Policing the sea was not the only service the island powers rendered. Japan, South Korea, Taiwan, and the United States opened their markets to Chinese producers while providing the bulk of the foreign direct investment needed to launch China on its meteoric ascent. The very stakeholders in the current order that facilitates efforts to generate wealth along the mainland’s coast inflame China’s sense of insecurity. The dual character of China’s relationships with fellow Asian powers constitutes an enduring paradox of its rise.

This chapter buttresses the idea that China’s turn to the sea represents a permanent factor in Asian politics. The geography of production, distribution, and consumption surveyed in the previous chapter has combined with Chinese perceptions of the first island chain to reinforce Beijing’s oceanic orientation.
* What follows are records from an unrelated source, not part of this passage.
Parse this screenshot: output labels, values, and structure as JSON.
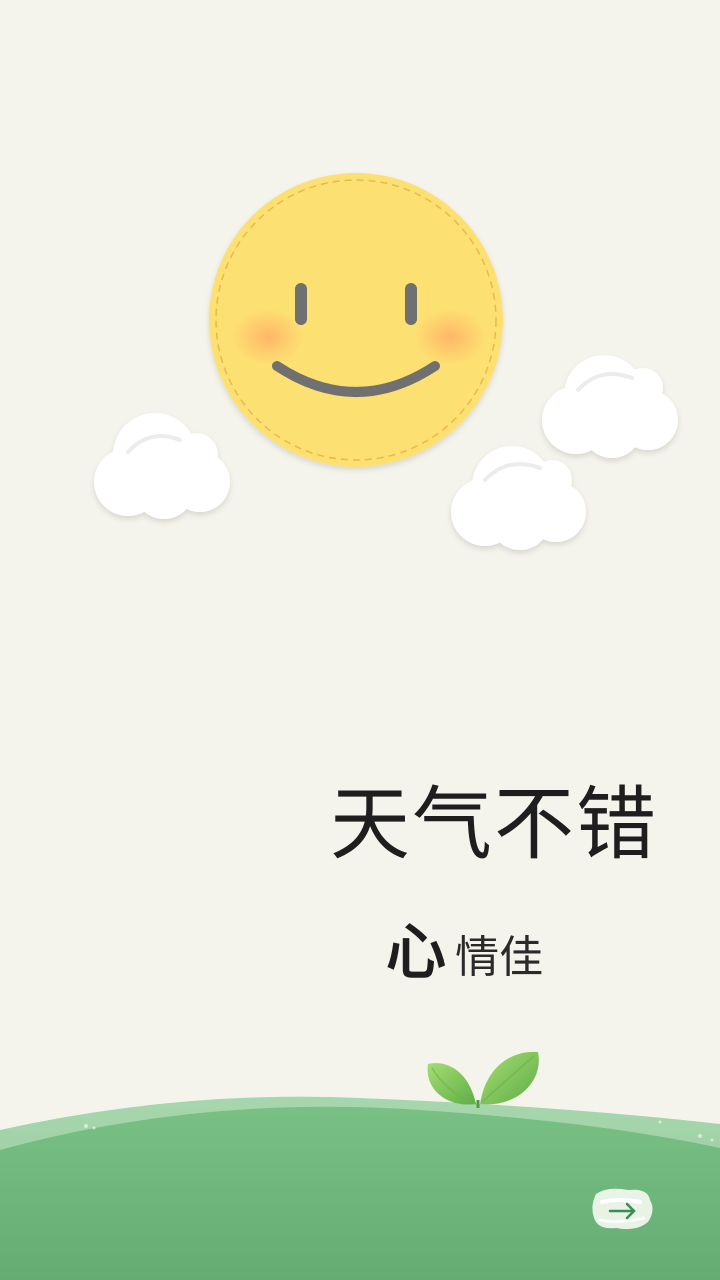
{
  "screen": {
    "headline": "天气不错",
    "subline_emphasis": "心",
    "subline_rest": "情佳"
  },
  "icons": {
    "sun": "smiling-sun-icon",
    "clouds": "cloud-icon",
    "sprout": "sprout-icon",
    "next": "arrow-right-icon"
  },
  "colors": {
    "background": "#f5f4ec",
    "sun": "#fde072",
    "hill": "#6db679",
    "leaf": "#7cc55a"
  }
}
China’s economic success has drawn it toward the seas, begetting demands that China develop the means to protect its seaborne interests. As Beijing leans seaward, though, it finds itself bumping up against the first island chain, the geographic basis of American primacy in Asia. The gnawing sense that hostile powers could interrupt China’s nautical destiny lends urgency to Beijing’s effort to uphold maritime interests. China’s militancy in the near seas must be understood as a product of this complex, interactive process.

Geography informs policy decisions about how much attention and how many resources a nation should dedicate to manage events at a particular place on the globe or a nautical chart. In China’s case, geospatial imperatives indicate that Beijing must not only shoulder the burdens that come with sea power but must also balance constantly between priorities in the continental and maritime domains. Geography alone makes an inadequate guide to how China will shape its nautical rise. As Mahan notes, sea power is a conscious political choice. A society—elites and citizenry alike—must make that choice. And that choice determines the character of its maritime strategy. In short, strategy must respect the bounds imposed by geography, but those bounds afford people considerable latitude for strategic choice. China is no exception.

The next chapter examines how China’s strategic elites have sought to harness their nation’s intellectual capacity, society, and armed forces to shape events at sea. Even in an autocracy like China, policy makers must fashion a coherent case explaining why the country should put to sea and why society must expend scarce resources on seafaring, an inherently capital-intensive enterprise. Chinese elites, intellectuals, and strategists have crafted arguments that vow to deliver national greatness on the high seas. The Chinese Dream awaits.